I know that.
But let me tell you something. My goal is to get fast AGP solution on ANY 64bit OS. In this case the only way out is AM2NF3. Certainly you can say: "Oh, man! There is several mobos running on Intel 865. You can paste Pentium4 and have the same velocity".
But you will be absolutely wrong. Even with Pentium D or Core2Duo such assembly sucks.
'cause using DDRI is a real bottleneck. I mean, all the power of CPU is faded by the slow rates of RAM data transfer. Furthermore data transfer between the RAM and AGP8x is also significantly reduces with DDRI.
More about P4.
Extreme lack of P4 is the pipeline structure: it consists of 20-25 stages (depending on architecture type) - horrable latency. Therefore, any dismiss in code causes branch prediction failure and total pipeline reload occurs. It takes not less the 127 clk to restart the pipeline!
And don't forget about high TDP of P4 - also significant disadvantage.

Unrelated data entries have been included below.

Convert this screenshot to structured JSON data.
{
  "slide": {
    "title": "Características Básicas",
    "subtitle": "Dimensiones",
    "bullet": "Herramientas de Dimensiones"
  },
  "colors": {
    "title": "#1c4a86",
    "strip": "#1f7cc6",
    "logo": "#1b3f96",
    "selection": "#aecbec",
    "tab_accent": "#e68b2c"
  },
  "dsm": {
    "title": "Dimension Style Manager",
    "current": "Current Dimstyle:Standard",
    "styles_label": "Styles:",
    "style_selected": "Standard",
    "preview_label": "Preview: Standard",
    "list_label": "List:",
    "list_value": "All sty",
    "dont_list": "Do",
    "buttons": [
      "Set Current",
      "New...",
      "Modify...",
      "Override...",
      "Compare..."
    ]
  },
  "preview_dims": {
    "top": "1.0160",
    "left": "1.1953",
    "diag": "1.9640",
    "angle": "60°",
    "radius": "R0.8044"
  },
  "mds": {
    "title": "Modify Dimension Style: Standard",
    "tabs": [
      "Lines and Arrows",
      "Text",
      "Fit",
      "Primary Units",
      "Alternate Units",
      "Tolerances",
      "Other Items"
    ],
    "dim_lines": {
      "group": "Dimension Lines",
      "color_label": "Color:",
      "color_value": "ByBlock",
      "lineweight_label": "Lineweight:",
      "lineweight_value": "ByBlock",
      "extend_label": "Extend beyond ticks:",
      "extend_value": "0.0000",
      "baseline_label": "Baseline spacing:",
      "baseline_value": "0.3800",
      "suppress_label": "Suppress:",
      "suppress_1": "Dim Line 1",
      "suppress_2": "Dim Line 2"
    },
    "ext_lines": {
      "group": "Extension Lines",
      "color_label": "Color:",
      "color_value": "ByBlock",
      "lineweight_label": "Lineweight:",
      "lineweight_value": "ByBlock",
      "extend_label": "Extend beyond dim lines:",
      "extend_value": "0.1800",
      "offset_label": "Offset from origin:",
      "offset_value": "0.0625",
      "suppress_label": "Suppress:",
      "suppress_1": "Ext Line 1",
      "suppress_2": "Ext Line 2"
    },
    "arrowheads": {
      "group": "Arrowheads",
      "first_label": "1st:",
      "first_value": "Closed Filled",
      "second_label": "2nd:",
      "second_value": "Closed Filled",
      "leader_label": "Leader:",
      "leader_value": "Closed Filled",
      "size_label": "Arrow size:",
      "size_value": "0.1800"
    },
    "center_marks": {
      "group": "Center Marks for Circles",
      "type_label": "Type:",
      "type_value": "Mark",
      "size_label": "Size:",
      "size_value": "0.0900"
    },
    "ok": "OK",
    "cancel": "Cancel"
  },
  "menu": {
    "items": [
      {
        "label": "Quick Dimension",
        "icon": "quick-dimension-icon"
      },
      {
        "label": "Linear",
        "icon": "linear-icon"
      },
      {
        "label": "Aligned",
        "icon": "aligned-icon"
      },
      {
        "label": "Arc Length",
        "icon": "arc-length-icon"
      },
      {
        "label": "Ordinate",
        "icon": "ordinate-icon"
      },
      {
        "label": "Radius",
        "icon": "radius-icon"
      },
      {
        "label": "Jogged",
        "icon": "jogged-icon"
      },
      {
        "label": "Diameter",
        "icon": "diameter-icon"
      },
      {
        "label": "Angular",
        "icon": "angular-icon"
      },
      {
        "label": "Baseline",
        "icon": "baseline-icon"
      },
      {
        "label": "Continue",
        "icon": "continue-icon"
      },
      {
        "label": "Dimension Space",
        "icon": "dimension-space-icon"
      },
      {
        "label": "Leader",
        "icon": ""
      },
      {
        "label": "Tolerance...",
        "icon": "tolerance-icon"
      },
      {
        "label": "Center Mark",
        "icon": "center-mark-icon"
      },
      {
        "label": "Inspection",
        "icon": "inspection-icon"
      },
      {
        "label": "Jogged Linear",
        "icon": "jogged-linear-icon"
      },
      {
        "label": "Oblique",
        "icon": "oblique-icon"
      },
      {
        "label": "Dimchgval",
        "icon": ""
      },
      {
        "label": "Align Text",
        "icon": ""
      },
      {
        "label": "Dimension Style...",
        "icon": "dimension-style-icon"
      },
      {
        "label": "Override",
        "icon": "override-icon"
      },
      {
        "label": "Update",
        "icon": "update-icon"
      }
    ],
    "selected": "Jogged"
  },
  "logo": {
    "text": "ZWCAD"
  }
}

6 years ago I had to write a part of critical code on asm connected with coding/decoding algorythm. It had to be universal for a quite vast number of intel CPU's starting from P4. The only processors we had problem with was P4... Because the code had to be so specificaly rewriten to omit branch prediction misunderstandings. Bad days.
So going back to the topic - fast AGP solution is the solution running DDRII.